もしそう考えているなら、それは非常に危険な思い込みです。 どれだけ長い間音信不通であっても、法律上、「前妻との間に生まれた子ども」には、今の一緒に暮らしている子どもと全く同じだけの相続権があります。

何も対策をせずに相続が発生すると、ある日突然、今の奥様や子どもたちが、見ず知らずの「前妻の子」と遺産を巡って交渉しなければならなくなります。今回は、そんな最悪のトラブルを未然に防ぐための方法を解説します。


離婚しても「親子」は切れない!法律が定める相続権の現実

離婚によって、前妻(前夫)との婚姻関係は完全に消滅し、前妻が相続人になることはありません。しかし、「子どもとの血縁関係」は離婚しても一生消えません。

例えば、相続人が後妻(今の妻)、後妻との間の実子2人、そして前妻の子1人の場合、法定相続分は以下のようになります。

  • 後妻: 2分の1

  • 後妻との実子: 6分の1 × 2人

  • 前妻の子: 6分の1

「一度も会ったことがない」「今の家族の生活を支えてきたのは自分たちだ」という主張は、残念ながら法定相続分の計算には一切通用しないのです。
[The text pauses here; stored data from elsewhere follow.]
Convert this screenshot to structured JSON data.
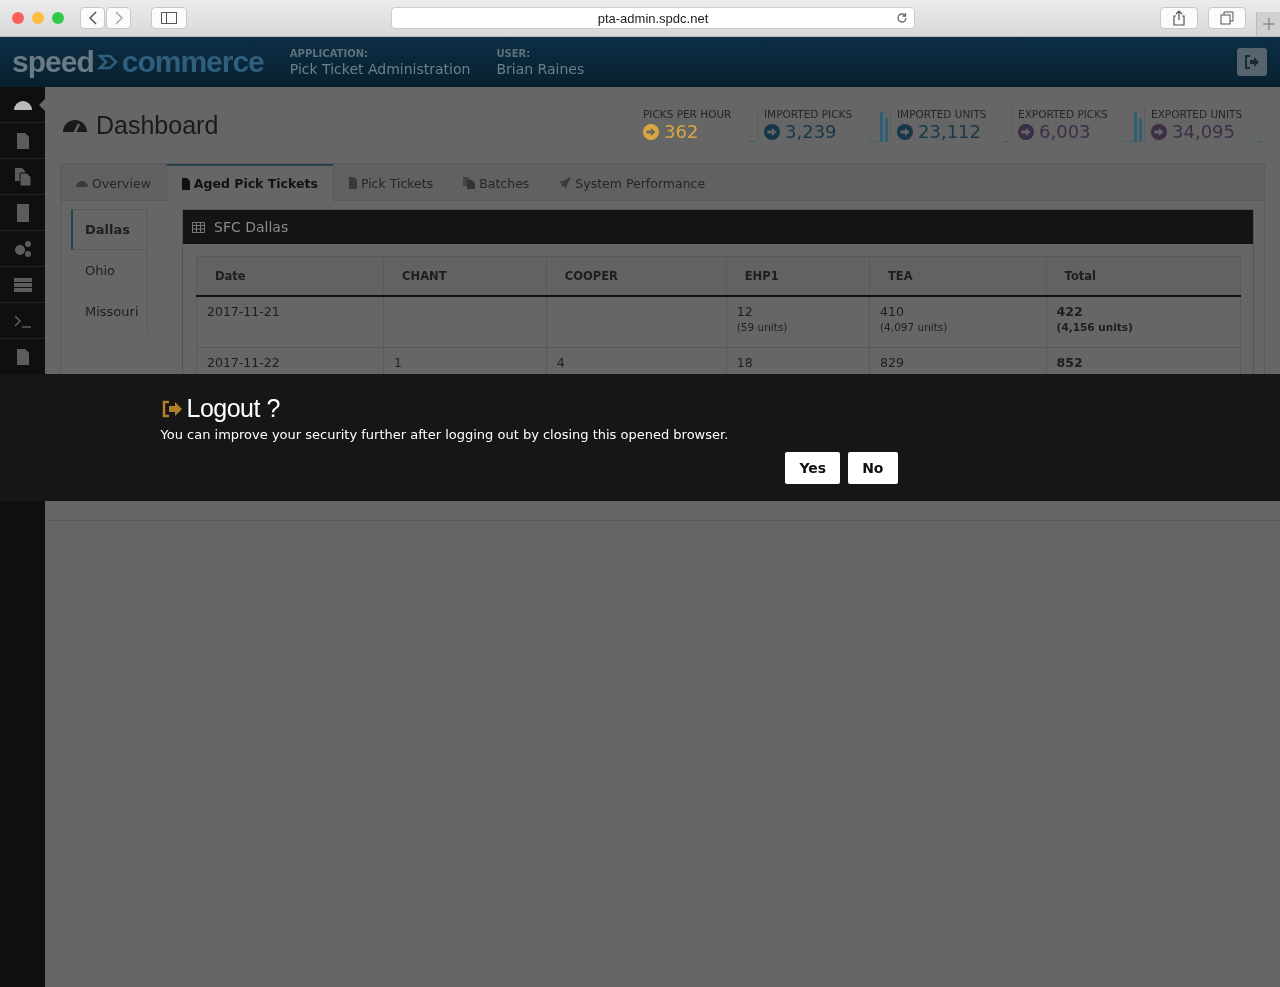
{
  "browser": {
    "url": "pta-admin.spdc.net"
  },
  "header": {
    "logo_part_1": "speed",
    "logo_part_2": "commerce",
    "application_label": "APPLICATION:",
    "application": "Pick Ticket Administration",
    "user_label": "USER:",
    "user": "Brian Raines"
  },
  "sidebar": {
    "items": [
      {
        "selected": true
      },
      {
        "selected": false
      },
      {
        "selected": false
      },
      {
        "selected": false
      },
      {
        "selected": false
      },
      {
        "selected": false
      },
      {
        "selected": false
      },
      {
        "selected": false
      }
    ]
  },
  "page": {
    "title": "Dashboard"
  },
  "stats": [
    {
      "label": "PICKS PER HOUR",
      "value": "362",
      "color": "#d9a640"
    },
    {
      "label": "IMPORTED PICKS",
      "value": "3,239",
      "color": "#173848"
    },
    {
      "label": "IMPORTED UNITS",
      "value": "23,112",
      "color": "#173848"
    },
    {
      "label": "EXPORTED PICKS",
      "value": "6,003",
      "color": "#3d2e48"
    },
    {
      "label": "EXPORTED UNITS",
      "value": "34,095",
      "color": "#3d2e48"
    }
  ],
  "tabs": [
    {
      "label": "Overview",
      "selected": false
    },
    {
      "label": "Aged Pick Tickets",
      "selected": true
    },
    {
      "label": "Pick Tickets",
      "selected": false
    },
    {
      "label": "Batches",
      "selected": false
    },
    {
      "label": "System Performance",
      "selected": false
    }
  ],
  "locations": [
    {
      "label": "Dallas",
      "selected": true
    },
    {
      "label": "Ohio",
      "selected": false
    },
    {
      "label": "Missouri",
      "selected": false
    }
  ],
  "panel": {
    "title": "SFC Dallas",
    "table": {
      "columns": [
        {
          "label": "Date",
          "kind": "plain"
        },
        {
          "label": "CHANT",
          "kind": "plain"
        },
        {
          "label": "COOPER",
          "kind": "plain"
        },
        {
          "label": "EHP1",
          "kind": "plain"
        },
        {
          "label": "TEA",
          "kind": "plain"
        },
        {
          "label": "Total",
          "kind": "total"
        }
      ],
      "rows": [
        {
          "cells": [
            {
              "value": "2017-11-21"
            },
            {},
            {},
            {
              "value": "12",
              "units": "(59 units)"
            },
            {
              "value": "410",
              "units": "(4,097 units)"
            },
            {
              "value": "422",
              "units": "(4,156 units)"
            }
          ]
        },
        {
          "cells": [
            {
              "value": "2017-11-22"
            },
            {
              "value": "1"
            },
            {
              "value": "4"
            },
            {
              "value": "18"
            },
            {
              "value": "829"
            },
            {
              "value": "852"
            }
          ]
        }
      ]
    }
  },
  "dialog": {
    "title": "Logout ?",
    "message": "You can improve your security further after logging out by closing this opened browser.",
    "buttons": [
      "Yes",
      "No"
    ]
  }
}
なぜここまで揉める?前妻の子が絡む相続で起きる3つの修羅場

1. 連絡先すらわからない相手を探す苦痛

銀行預金を解約したり、実家の名義を変更したりするためには、前妻の子を含む「相続人全員の戸籍謄本」を集めなければなりません。連絡先が分からない場合は、戸籍をたどって現住所(住民票)を突き止め、突然「お父様が亡くなりました」という手紙を送ることから始まります。この作業だけでも、今の家族にとっては精神的に大きな負担です。

2. 「実印」がもらえず手続きが全凍結

無事に連絡がついたとしても、相手がすんなり「遺産分割協議書」に実印を押してくれるとは限りません。「法律通りの取り分(6分の1)を現金で今すぐ払ってほしい」と主張されたり、逆に連絡を無視され続けたりすると、1円の預金も下ろせない「資産凍結」状態に陥ります。

3. 感情の対立でドロ沼化

前妻の子側からすれば、「自分を捨てた父親」への複雑な感情や、「自分だけが損をしているのではないか」という疑念が生まれやすいものです。こうなると、理屈ではなく「感情のぶつかり合い」になり、話し合いでの解決はほぼ不可能になります。


今の家族を守るための唯一の盾は「遺言書」

この修羅場を回避する唯一の方法は、生前に「不備のない遺言書」を必ず遺しておくことです。

「すべての財産を、現在の妻と、その間に生まれた子どもたちに相続させる」という遺言書があれば、前妻の子を交えた「遺産分割協議」自体が不要になります。残された家族は、前妻の子に連絡を取ることなく、スムーズに名義変更や預金の解約を進めることができるのです。


前妻の子には「遺留分」がある!計算を狂わせないためのポイント

ここで1点、注意しなければならないのが「遺留分(いりゅうぶん)」です。 前回の「子どもがいない夫婦(兄弟姉妹が相手)」のケースとは異なり、子どもである以上、前妻の子にも最低限の取り分を請求する権利(遺留分)があります。先ほどの例(6分の1)であれば、その半分である「12分の1」の現金を請求される可能性があります。

「付言事項(ふげんじこう)」で想いを伝える

遺言書には、なぜそのような財産分けにしたのかという理由(メッセージ)を書き添えることができます。これを「付言事項」と呼びます。 「今の家族の生活を守るためにこのような配分にしたが、前妻の子である〇〇のこれからの人生も応援している」といった一言があるだけで、相手が遺留分の請求を思いとどまり、円満に解決するケースは非常に多いのです。


まとめ

前妻の子が絡む相続は、どれだけ生前に仲が良くても、あるいは悪くても、「手続きの壁」として必ず立ちはだかります。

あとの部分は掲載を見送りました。